Bringing a Preemie Home

When your little bundle of joy arrives too early, it causes red flags to go off in your mind. From taking care of them once they leave the hospital to transitioning your little one into the home environment, preemie care is anything but easy. However, with a few tips and techniques under your belt from your holistic pediatrician, premature infant care is a joyous experience filled with laughter and pride. For the parents starting their journey caring for their child, here’s what you need to keep in mind in subsequent weeks and months.


Maintain Regular Checkups


Let’s face it: the life of a newfound parent is mainly spent within a medical environment. From regular checkups to prodding your pediatrician with “what’s this?” questions, parents live and breathe on the advice handed down by their medical consultants.

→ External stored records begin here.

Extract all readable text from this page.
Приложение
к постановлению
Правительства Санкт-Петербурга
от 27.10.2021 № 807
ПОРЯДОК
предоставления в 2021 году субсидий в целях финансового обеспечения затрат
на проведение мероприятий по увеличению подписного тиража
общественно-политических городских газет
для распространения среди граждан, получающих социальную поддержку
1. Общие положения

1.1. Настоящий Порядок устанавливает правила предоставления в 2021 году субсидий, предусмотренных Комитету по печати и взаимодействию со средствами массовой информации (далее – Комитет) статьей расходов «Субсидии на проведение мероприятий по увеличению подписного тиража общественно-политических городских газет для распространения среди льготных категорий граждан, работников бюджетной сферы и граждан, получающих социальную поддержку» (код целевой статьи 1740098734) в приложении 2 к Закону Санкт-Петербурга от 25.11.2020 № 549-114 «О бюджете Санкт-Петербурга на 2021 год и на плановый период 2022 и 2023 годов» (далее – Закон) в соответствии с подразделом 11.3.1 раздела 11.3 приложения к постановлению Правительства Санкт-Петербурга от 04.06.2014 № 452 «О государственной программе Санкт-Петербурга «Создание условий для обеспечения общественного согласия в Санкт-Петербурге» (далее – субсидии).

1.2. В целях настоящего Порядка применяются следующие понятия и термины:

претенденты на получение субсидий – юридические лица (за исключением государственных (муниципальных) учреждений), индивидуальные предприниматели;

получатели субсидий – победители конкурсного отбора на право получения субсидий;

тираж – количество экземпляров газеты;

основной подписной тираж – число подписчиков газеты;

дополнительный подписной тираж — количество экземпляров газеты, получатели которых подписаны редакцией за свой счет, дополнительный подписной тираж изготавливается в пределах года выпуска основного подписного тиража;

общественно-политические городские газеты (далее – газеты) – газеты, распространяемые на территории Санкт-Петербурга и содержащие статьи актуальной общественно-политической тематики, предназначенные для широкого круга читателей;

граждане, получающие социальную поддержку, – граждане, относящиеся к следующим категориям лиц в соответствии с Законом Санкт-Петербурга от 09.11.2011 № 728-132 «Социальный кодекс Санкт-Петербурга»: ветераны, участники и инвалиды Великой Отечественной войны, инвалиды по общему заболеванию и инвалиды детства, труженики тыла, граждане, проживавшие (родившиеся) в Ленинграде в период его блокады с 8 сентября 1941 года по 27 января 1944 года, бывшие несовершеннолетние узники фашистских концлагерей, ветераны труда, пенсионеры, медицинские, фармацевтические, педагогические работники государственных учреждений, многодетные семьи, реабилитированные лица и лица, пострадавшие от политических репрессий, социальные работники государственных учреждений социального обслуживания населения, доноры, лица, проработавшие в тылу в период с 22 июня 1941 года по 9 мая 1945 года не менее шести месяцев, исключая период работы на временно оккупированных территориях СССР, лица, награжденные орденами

Knowing this, it’s essential that your preemie maintain frequent and routine checkups with their holistic doctor. Although all children, regardless of their medical issues, must be monitored for various ailments that crop up in their first few years of life, premature children need extra love. Additional tests, such as oxygen saturation tests, echocardiograms, eye exams and fluid analysis are paramount during the first year of a preemie’s life. While scheduling and visiting a doctor seems like a burden, building a relationship with your holistic pediatrician is essential for lifelong care and quality of life.


Sleep and Recovery


Like their adult counterparts, premature babies need all the sleep and recovery they can muster to ensure the delicate underpinnings of their system grow healthy and strong. Knowing this, parents must create a safe and easily-accessible sleeping environment in their home to keep their children safe and sound during slumber.


For starters, avoid co-sleeping setups whereby the child naps at your side. Although some cultures practice co-sleeping methods to help their beloved children slip into blissful sleep, Western doctors fear that a sleep-deprived parent may roll over onto their preemie, damaging their body or causing suffocation.


Instead, we encourage parents to use a bassinet close to the bed for easy access and monitoring. Similarly, parents must remove unwanted items from the enclosure, such as blankets, toys, bottles and cloth materials, to ensure the child’s safety while they rest and dream.


Although adults can easily detect when their airway becomes constricted during sleep, children have yet to develop the neural connections that alert them when something is awry. Parents should utilize a bassinet with a sturdy, flat surface without any excess padding or cushioning. These materials can easily cover the child’s airways, causing unintended sleep accidents to occur in the blink of an eye.


Keep a Consistent Feeding Schedule


Since our bundle of joy is, more than likely, underweight, it’s essential that we keep a steady flow of calories and minerals flowing into their body for optimal growth. Although parents understand their child’s nutritional requirements, most holistic pediatricians recommend parents feed their child between 8 and 10 times within 24 hours for optimal weight gain. As a rule of thumb: never allow a child to go longer than 4 hours without milk or formula. If pumping or breastfeeding options aren’t available, consider a gentle formula for your baby to drink during peak feeding windows.


Keep Calm and Press On


This last tip is for the parents: while your days are inundated by errands and riddled with the side effects of sleep exhaustion, know that the journey becomes easier to manage as your child ages. Although having children is never a trivial experience, it’s hard for newfound parents to preemie babies to “see the light at the end of the tunnel.” Instead, realize that once your child catches up in weight and achieves their first developmental milestones, caring for a preemie baby becomes fun, comical and, most of all, a rewarding experience that you will never forget. Use the steps listed above to ensure the safety and growth of your premature child in the months to come.